April 17, 2011
Only a quarter of UK population concerned about climate change
Subtext: People are stupid, we need to explain better. It would be interesting to see the actual poll results, they must be pretty bad since they don't quote the actual numbers, but based on the story even Japan and India would not be over 50%
FROM-Ecologist
Only a quarter of UK population concerned about climate change
Twice as many people in India and Japan rank climate change as one of the most important environmental issues, highlighting the challenge facing UK policymakers and climatologists
Only a quarter of Britons believe climate change is one of the most important environmental issues facing the UK today, according to a survey conducted by Ipsos MORI and released to the Ecologist this week.
Ambivalence in the UK is in sharp contrast to Asian countries like India, South Korea and Japan where 50 per cent of those polled consider climate change to be one of the most important environmental issues.
The MORI poll involved more than 18,000 people across the world, who were asked to choose the three most important environmental issues facing their country. Of the 24 countries surveyed, the UK was among the least concerned about climate change, with energy security, waste disposal and overpopulation listed as the most pressing environmental issues. Other European countries showed similar results to UK, with people in Germany and Sweden principally concerned with sources of future energy supplies.

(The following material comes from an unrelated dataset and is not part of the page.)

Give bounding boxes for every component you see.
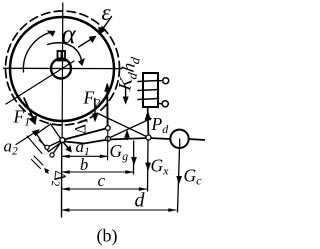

Climate researchers put the difference, in part, on the countries susceptibility to climate change. 'India has much less resilience to climate change and less money for adaptation and mitigation. They have an extremely large population in coastal cities which are sensitive to rising sea levels,' says Professor Corrine Le Quere, director of the Tyndall Centre for Climate Change. 'Bangladesh is also the neighbouring country which is very sensitive to rising sea levels so they might have immigration coming from Bangladesh.'
Direct contact with climatic events increases people’s awareness of climate change and makes them more likely to change their own habits, according to previous research by the Tyndall Centre. Professor Le Quere believes this phenomenon, combined with last year’s notoriously cold British winter, may explain why people in the UK are less concerned about climate change.

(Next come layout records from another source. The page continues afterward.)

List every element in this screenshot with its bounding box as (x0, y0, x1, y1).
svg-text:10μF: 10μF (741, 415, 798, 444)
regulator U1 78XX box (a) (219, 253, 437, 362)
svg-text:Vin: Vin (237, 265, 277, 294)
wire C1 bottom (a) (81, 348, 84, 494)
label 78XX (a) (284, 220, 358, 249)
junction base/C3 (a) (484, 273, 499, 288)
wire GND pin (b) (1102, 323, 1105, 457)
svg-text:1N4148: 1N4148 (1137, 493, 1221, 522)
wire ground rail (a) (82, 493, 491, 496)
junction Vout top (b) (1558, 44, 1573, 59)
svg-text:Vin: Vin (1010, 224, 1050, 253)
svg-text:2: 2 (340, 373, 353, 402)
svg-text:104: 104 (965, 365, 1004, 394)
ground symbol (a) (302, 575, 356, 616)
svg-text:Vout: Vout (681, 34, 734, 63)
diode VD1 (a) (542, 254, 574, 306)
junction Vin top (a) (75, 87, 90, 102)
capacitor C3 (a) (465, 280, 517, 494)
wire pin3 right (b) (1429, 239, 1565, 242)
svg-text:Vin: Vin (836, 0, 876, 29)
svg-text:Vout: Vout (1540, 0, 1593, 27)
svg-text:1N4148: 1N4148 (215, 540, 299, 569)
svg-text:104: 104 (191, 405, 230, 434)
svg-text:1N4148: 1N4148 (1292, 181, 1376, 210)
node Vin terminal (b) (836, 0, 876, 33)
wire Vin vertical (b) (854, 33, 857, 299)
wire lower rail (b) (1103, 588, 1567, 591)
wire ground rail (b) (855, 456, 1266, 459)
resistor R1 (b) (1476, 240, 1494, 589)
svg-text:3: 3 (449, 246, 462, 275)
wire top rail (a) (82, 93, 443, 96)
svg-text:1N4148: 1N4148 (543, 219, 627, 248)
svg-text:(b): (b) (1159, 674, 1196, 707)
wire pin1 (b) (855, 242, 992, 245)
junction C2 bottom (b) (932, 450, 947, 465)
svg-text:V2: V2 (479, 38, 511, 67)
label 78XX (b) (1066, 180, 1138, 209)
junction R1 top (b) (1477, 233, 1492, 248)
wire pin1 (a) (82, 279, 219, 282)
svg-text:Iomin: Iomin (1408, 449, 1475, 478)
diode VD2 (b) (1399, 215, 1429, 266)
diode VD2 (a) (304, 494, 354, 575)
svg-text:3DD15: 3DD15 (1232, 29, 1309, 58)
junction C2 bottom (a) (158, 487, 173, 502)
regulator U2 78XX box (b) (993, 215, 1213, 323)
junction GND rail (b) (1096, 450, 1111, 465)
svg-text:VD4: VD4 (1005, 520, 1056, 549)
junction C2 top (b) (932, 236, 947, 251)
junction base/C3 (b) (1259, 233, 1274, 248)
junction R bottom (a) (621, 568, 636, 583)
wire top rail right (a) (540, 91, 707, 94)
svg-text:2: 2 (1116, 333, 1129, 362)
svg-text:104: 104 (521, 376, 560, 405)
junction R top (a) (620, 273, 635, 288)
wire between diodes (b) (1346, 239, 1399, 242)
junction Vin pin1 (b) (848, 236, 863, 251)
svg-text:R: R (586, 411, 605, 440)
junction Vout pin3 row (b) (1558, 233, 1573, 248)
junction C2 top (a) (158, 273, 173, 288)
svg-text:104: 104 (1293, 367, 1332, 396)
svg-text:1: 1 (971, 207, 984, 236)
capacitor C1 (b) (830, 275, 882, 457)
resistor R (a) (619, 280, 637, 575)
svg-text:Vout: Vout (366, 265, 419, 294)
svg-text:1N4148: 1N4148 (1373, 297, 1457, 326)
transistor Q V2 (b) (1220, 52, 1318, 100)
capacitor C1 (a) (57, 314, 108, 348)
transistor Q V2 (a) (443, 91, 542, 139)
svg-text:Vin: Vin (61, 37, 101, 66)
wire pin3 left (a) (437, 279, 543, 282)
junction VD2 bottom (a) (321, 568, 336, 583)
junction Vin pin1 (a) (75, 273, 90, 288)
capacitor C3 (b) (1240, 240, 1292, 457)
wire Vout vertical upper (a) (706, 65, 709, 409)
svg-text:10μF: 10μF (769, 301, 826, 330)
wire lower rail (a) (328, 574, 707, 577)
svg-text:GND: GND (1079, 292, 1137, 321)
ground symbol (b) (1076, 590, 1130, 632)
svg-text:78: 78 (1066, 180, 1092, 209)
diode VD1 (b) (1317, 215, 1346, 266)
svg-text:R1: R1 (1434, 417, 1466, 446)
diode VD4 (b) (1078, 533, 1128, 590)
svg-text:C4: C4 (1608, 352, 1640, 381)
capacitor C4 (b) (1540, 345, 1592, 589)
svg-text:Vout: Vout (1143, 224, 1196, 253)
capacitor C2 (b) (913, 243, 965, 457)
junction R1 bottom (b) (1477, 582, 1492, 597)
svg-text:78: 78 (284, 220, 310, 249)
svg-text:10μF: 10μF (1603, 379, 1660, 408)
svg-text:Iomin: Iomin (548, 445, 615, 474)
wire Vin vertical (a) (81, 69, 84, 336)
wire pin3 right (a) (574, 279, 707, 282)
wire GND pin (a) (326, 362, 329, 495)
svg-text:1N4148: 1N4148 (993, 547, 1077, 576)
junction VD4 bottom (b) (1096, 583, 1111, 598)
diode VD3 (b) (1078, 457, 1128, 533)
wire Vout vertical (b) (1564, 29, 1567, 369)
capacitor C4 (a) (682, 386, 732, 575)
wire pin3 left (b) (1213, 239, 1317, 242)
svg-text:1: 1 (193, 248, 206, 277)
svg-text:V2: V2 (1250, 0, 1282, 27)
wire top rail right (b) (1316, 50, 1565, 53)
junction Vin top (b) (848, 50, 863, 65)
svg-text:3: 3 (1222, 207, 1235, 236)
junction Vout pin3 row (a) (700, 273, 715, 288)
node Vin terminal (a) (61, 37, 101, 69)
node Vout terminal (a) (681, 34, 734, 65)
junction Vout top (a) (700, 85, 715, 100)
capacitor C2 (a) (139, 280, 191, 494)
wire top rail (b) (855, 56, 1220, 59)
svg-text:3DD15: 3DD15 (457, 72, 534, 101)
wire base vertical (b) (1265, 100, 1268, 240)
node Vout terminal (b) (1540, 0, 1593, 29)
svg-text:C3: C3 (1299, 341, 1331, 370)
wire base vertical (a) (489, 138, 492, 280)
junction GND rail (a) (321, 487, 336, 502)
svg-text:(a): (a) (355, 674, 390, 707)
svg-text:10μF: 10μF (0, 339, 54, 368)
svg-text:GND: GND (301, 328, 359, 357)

‘People tend to associate these events on a very short term and this can be a problem for climate policy. The actions that happen today will have impacts in 20 or 30 years and not just regionally, but worldwide.’
Some suggest a need to increase awareness of the links between everyday issues and climate change, which will in turn create more tangible reasons for people to change their habits. The Green Alliance say the survey highlights the need to make a connection between climate change and 'more concrete things that people care about' and that the Government's policy of 'nudging', favoured by David Cameron, was doomed to failure.
Dr Simon Buckell, from the Grantham Institute for Climate Change agrees. ‘People won’t sign up to expensive and systemic changes unless they are convinced by the evidence,' he says. 'They should be convinced there is a problem we need to do something about and that we have the correct policies to mitigate or adapt to these challenges. Science needs to show how current climate change affects economies and what that can mean going forward. Until people understand if there is, or isn’t a problem, people will be reticent to make a financial commitment.’
MORI researchers urged environmental campaigners to use public concern about energy security to their benefit, suggesting it could provide a 'hook by which campaigners can nudge the public towards many, if not all, pro-environmental behaviours'. WWF agreed saying it was now prioritising the push towards domestic renewable energy - particularly important given that fossil fuels account for around 85 per cent of the UK's greenhouse gas emissions and two-thirds of global emissions.
‘It is technically and economically feasible for the world to be meeting all of its energy needs from sustainable renewable sources by 2050. We need to get on with it - and the UK, with its massive renewable energy resources, should be at the forefront of the green energy revolution,’ says WWF head of climate change Keith Allot.